3. Had the consolidator not been such a big bully, they would have been an industry leader worth emulating. In the later years of consolidation, Clear Channel appeared to become less litigious, but it was too late. They put a lot of people in a bad way by their sheer brawn and power. Instead of being approachable, they became feared. Texas Justice was meted out when the Mays family went quietly into the night after failing on nearly everything they set out to do. These boys were just not ready for prime time. I said it all along. Events proved me right. There is no joy in saying this as the industry has suffered and thousands of talented people have been put at risk.
And let's look at the tragedy of Clear Channel's rhetoric in their own words:
CEO Mark Mays told Reuters “From a listener perspective, I don’t think they will see anything radical or different. This is really a capital structure change rather than a programming change".
Too bad he is right. There will be five more years of John Hogan and the two buyout firms employing him. Yes, Mark is right - no change (other than layoffs).
“The media stocks clearly are still out of favor in the equity markets. When will that be corrected? As soon as the media stocks are able to change the incorrect perception and realize that today’s traditional media, radio, the newspaper, or television, still reaches a mass audience and still gives great results to our advertising customers".
Thank goodness few people believe Mark Mays when he speaks.
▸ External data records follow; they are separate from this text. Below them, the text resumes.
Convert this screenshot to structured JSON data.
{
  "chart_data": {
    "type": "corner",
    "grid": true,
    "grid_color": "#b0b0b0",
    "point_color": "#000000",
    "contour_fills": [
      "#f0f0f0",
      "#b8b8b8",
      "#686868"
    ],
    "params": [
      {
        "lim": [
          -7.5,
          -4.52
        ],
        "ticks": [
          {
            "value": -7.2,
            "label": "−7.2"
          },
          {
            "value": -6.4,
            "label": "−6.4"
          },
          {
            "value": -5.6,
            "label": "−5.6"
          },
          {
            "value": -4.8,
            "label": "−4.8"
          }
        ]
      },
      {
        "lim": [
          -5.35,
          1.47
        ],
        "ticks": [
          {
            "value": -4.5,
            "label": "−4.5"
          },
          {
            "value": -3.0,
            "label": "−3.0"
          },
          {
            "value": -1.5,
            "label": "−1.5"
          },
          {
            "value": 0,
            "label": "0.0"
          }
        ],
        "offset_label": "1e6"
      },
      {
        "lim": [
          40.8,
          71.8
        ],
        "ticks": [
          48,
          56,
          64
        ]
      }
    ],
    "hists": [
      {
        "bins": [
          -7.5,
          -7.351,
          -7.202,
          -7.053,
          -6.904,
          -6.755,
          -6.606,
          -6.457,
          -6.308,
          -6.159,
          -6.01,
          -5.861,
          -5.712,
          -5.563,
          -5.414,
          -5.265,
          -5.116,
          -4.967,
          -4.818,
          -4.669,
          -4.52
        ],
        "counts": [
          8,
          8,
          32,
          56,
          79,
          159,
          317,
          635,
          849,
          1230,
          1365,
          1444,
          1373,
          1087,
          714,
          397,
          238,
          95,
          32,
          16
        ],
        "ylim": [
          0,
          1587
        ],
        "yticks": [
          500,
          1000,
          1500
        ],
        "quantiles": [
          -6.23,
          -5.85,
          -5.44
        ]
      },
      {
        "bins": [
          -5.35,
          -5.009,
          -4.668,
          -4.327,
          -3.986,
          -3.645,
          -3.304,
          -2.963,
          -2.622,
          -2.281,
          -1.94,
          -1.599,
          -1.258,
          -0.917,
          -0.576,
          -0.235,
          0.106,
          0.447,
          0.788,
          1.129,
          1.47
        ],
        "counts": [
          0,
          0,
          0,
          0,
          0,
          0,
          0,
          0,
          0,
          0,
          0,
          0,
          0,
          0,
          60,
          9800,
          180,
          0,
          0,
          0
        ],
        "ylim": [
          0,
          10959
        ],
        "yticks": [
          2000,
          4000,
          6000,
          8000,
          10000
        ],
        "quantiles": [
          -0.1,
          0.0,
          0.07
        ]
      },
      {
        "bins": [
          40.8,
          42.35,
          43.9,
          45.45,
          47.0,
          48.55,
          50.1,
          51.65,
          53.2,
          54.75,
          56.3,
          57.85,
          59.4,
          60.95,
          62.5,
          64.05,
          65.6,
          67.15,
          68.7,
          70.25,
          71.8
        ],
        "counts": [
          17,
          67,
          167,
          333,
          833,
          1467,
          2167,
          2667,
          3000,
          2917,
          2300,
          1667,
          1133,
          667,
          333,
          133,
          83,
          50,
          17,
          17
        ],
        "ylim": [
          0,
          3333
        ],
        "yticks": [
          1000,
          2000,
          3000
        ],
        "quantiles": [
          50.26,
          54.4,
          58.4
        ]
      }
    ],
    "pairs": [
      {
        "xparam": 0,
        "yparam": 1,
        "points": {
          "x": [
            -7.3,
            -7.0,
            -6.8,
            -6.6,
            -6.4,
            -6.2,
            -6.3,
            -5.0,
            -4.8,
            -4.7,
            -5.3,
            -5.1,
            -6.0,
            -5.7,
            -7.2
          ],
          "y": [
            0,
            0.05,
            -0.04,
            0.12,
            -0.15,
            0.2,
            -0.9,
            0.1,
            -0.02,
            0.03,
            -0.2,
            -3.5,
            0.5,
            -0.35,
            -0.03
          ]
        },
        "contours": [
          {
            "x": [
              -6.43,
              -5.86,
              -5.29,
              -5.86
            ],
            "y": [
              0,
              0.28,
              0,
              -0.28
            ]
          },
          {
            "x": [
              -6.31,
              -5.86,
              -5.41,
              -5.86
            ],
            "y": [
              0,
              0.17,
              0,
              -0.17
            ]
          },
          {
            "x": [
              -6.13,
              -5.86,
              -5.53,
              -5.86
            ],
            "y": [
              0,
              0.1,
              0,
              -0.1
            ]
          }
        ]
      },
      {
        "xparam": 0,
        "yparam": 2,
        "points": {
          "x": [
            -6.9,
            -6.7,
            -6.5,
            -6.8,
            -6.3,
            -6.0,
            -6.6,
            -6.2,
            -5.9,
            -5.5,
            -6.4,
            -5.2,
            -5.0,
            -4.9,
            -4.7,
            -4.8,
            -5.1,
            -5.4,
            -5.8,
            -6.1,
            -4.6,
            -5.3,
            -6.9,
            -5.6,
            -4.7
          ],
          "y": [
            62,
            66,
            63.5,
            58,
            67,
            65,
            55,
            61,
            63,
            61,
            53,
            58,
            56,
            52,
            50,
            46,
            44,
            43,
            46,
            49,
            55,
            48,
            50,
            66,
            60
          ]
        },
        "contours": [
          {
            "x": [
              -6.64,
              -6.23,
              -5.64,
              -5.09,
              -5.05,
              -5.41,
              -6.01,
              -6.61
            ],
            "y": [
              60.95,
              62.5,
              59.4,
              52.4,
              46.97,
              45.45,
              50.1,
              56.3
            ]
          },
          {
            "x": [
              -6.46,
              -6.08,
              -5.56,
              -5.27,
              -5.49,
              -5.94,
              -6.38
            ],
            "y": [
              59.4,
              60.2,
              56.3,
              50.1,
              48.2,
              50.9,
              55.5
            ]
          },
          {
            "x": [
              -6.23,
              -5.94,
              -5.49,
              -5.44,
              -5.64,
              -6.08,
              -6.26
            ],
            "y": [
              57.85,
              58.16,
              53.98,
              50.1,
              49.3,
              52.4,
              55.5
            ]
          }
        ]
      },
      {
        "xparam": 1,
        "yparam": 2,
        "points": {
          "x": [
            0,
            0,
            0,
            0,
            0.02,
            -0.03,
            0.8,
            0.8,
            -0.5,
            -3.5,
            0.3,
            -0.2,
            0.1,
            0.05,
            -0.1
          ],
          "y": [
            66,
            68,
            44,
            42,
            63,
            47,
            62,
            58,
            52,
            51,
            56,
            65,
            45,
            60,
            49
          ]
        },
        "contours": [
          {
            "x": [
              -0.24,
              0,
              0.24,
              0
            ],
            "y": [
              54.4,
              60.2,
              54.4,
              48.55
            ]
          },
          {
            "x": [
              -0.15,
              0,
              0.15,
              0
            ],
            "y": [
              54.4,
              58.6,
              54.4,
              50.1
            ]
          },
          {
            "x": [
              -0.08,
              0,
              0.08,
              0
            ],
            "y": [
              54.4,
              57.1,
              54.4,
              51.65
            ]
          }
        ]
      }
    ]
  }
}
He's kidding, right? Does he really believe that traditional media has a future without the next generation? If so, I've got some Clear Channel stock to sell you -- oh, not any more.
And, finally, the man who brought us Clear Channel as well as Mark and Randall - Lowry Mays:
"We believe Clear Channel's people are our most important asset. Our teams make the critical difference in how we perform and their skills, talents and determination separate us from our competitors. We also believe people can achieve their full potential when they enjoy their work, so it is a priority to provide a workplace where growth, success and fun go hand in hand".
I'm going to be sick.
Did this man say people cannot achieve their full potential unless they enjoy their work in a workplace where growth success and fun -- did he actually say fun -- go hand in hand?
• I guess you reach your full potential when your budgets are cut endlessly.
• I guess you reach your full potential when you run three or more stations at the same time without the appropriate compensation and budget.
• Do you think people enjoyed their work last Christmas when Clear Channel felt the hot breath of Wall Street down their backs as they handed out pink slips to lots of fine folks?
• Do you think people have fun when they have less control over making decisions -- when they have to watch their bosses sucking up to San Antonio -- tell them how to program, manage and sell?
It's a tragedy -- but not for the Mays family.
For the survivors -- the next casualties -- the listeners who are too frequently getting a second rate service -- warmed over by program duplication from foreign markets.
Mark my words -- Lee and Bain will take a sharp knife to the remnants of what was once the mighty Clear Channel empire. You might be wishing for the Mayses back -- I'm sad to say.
In today's real dog-eat-dog business world, there is little room for entrepreneurship. It's about size, leverage and resale price.
Radio is in a battle for its future -- not the one that has to do with losing the next generation (that one, too) -- but being a pawn in the real world of American business where companies are bought not to operate them but to sell them for the profit of a few with little regard for public interest.
Welcome to day one of Lee & Bain Channel.